The city of Eindhoven boasts some of the most talented designers thanks to its academy. Now it has a place to show and sell some of the best designs courtesy of product designer Marleen Kurvers.

By Cassandra Pizzey /asdf 19-01-2012

As many design shops are shifting over to the internet - avoiding high rents and high risks, yet creating a feeling of distance to the customer - Dutch Design Year has opened a tangible shop in the design heart of the Netherlands, Eindhoven.

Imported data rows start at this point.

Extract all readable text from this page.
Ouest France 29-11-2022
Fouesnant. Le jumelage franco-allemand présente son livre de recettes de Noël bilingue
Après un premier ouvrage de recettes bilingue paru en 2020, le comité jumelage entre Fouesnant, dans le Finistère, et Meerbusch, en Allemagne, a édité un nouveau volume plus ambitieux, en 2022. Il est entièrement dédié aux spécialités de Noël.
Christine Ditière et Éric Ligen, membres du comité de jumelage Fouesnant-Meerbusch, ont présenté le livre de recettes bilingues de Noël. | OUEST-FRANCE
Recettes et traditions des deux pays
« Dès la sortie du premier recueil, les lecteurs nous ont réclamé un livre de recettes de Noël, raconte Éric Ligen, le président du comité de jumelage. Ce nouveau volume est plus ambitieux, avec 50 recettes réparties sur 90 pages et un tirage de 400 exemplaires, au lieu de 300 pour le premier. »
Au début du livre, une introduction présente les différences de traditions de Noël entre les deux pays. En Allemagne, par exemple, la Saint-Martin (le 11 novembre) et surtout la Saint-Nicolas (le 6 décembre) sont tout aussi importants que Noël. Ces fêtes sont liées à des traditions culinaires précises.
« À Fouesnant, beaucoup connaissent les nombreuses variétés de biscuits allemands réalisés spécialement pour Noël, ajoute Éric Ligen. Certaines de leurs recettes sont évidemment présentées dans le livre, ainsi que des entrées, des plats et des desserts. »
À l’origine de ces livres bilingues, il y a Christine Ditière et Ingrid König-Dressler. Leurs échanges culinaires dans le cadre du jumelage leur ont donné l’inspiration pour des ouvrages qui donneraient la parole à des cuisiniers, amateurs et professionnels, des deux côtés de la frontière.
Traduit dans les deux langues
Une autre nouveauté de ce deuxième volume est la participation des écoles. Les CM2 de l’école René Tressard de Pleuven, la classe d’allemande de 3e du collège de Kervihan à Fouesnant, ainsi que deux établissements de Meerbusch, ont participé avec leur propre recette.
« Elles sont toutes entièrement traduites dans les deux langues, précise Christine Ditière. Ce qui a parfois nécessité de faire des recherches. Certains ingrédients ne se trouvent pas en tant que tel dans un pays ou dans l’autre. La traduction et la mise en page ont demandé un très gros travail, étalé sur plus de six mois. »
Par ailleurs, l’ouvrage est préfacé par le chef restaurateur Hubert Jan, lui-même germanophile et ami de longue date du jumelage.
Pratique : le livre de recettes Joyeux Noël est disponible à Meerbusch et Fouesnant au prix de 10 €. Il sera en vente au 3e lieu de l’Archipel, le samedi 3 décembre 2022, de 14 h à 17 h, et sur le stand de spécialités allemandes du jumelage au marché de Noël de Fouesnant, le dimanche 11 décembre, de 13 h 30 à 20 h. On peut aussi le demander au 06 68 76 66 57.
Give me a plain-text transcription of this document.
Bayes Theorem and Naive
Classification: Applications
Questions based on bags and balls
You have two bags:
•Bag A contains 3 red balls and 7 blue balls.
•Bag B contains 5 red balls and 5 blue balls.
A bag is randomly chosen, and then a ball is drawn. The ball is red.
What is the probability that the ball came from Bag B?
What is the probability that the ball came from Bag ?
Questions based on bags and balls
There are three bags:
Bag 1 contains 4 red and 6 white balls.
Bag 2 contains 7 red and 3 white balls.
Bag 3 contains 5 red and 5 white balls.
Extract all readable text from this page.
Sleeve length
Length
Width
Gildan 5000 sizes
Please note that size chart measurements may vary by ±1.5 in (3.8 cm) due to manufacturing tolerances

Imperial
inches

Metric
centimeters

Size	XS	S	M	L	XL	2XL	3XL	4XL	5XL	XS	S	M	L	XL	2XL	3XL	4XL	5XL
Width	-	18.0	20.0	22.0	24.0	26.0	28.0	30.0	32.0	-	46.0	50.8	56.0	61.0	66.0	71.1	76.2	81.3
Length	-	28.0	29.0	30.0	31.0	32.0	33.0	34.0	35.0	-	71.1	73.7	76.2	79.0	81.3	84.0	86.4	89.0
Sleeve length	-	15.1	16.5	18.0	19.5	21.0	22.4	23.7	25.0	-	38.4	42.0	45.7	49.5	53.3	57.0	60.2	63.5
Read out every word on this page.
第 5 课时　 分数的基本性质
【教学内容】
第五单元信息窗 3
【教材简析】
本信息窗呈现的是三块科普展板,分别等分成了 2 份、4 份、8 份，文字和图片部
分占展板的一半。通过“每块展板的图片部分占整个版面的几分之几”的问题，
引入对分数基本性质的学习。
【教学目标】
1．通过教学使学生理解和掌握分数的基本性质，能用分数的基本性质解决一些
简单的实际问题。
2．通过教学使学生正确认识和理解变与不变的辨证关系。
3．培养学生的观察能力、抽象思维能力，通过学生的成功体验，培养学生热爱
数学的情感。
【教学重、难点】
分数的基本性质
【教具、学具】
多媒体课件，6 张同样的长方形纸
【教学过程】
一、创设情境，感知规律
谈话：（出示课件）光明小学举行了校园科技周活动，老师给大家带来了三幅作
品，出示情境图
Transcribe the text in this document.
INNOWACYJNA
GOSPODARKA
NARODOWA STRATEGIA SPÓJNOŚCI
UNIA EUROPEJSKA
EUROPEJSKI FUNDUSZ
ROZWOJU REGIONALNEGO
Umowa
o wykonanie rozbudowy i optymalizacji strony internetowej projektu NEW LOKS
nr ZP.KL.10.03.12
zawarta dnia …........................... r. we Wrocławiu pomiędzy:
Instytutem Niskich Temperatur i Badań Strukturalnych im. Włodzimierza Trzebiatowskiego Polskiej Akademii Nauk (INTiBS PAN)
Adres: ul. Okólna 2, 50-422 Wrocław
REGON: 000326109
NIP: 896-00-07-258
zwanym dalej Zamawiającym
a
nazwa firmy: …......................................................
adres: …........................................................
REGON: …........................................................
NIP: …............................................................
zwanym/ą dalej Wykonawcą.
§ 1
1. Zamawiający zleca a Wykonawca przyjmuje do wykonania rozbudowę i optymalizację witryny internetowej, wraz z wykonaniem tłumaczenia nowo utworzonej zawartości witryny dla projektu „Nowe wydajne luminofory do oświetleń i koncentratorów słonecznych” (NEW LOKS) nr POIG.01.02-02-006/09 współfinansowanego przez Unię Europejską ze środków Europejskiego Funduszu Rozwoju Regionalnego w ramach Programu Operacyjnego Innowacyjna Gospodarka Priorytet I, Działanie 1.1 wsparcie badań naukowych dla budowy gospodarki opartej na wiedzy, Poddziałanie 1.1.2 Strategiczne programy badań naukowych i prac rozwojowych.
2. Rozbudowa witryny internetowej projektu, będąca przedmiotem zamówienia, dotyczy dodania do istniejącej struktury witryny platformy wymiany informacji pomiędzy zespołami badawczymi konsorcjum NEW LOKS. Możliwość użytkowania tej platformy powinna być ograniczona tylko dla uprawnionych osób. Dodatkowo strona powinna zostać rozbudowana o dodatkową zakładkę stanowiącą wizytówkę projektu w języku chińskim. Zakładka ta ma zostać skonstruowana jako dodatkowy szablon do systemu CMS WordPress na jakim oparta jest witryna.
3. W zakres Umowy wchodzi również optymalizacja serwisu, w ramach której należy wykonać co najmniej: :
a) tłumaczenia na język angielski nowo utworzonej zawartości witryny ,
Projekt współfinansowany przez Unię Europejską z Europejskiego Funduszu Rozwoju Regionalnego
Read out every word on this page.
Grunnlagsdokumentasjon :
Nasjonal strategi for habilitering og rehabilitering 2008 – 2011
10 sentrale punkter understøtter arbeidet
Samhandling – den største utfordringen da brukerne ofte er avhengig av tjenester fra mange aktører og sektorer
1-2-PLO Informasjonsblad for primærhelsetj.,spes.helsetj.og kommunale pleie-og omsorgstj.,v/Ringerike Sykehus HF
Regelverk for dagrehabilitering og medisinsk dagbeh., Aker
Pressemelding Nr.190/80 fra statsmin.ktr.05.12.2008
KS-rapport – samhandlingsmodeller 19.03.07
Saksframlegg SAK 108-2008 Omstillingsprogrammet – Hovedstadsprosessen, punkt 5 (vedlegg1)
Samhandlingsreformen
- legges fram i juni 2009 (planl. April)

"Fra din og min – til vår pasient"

Located in a large space between a restaurant and vintage clothing shop, Dutch Design Year - as the store is named - shows products by (young) talented Dutch designers alongside some highlights of Dutch Design Week throughout the year.
Architect Mark Theijssen is responsible for the shop’s interior, using panels on either side of the shop to create a closed-in space and feeling of intimacy. “Combining the white panels with industrial wooden beams creates a great contrast,” says Marleen Kurvers, a designer herself and initiator of Dutch Design Year.

Inside the shop, a living room has been created which displays various products for sale. “The shop should give the public new ideas for combinations and materials used by the designers; sustainable materials such as plastics and waste fabrics. The collection will change constantly, giving customers many ideas and updates about contemporary design.”

So why did Kurvers feel the need to begin a design shop in Eindhoven?

“As a reaction to all the impersonal web shops. I wanted a physical shop where people can sit, touch, smell, and see the products in real life, an experience for all the senses, and place where people can feel cosy and at home.”

“As a young designer myself I noticed the need among the designers to have a platform in the region of Eindhoven, with mainly new products, instead of often existing products of the bigger design brands. Eindhoven is becoming more and more THE design city of the Netherlands and I think we constantly need this new input, a dynamic space in the centre where young, talented designers can sell their work.”

The choice of designs on show is dictated by their use of material, thus the copper lamps by David Derksen are on show, next to the paperpulp vessels of Debbie Wijskamp. Jolan van der Wiel’s gravity stools show the property of the material, and the tactility of material is demonstrated by Patrick Schols’ cabinet.

The shop has only been open for a few months now but is gaining interest from the public. Another showroom in Eindhoven full of young designers is already on the agenda, helping Kurvers move towards her hope of creating a broad platform for talented designers aside from the west of the Netherlands.